That aside the “unreasonable effectiveness” allusion to “The Unreasonable Effectiveness of Mathematics in the Natural Sciences” is clearly overwrought. Let’s not get ahead of ourselves.

> Reaching for code to solve my code problem seemed like something that would only appeal to someone that loves code so much that they're probably no good at visualizing.

It looks more like a pseudo-markup to me.

2 comments

OP here, did not know of the existence of “The Unreasonable Effectiveness of Mathematics in the Natural Sciences”! I agree, that's a whole other level.
A fine example of a meme spreading untethered from its source.

Can I ask why you chose that title template?

> That aside the “unreasonable effectiveness” allusion to “The Unreasonable Effectiveness of Mathematics in the Natural Sciences” is clearly overwrought. Let’s not get ahead of ourselves.
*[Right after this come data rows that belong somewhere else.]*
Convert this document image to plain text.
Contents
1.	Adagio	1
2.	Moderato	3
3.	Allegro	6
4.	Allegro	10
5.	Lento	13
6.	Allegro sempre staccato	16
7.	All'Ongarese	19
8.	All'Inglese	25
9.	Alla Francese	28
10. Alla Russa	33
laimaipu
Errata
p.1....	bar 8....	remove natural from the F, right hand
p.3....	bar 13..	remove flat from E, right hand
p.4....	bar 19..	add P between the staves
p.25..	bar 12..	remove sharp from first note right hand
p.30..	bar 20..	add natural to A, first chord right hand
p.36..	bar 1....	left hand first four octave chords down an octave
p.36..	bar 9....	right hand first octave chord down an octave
It's a meme title, I've seen it a couple of times on HN: https://hn.algolia.com/?q=Unreasonable+Effectiveness

Also see: https://hn.algolia.com/?dateRange=all&page=0&prefix=true&que...

Yes, an allusion is indeed a kind of meme...
My point was it was no allusion to the original at all. The format took a life of its own, and is now a meme, and the author himself confirms it was the case in the sibling comment. No need to pull that scary ellipsis out.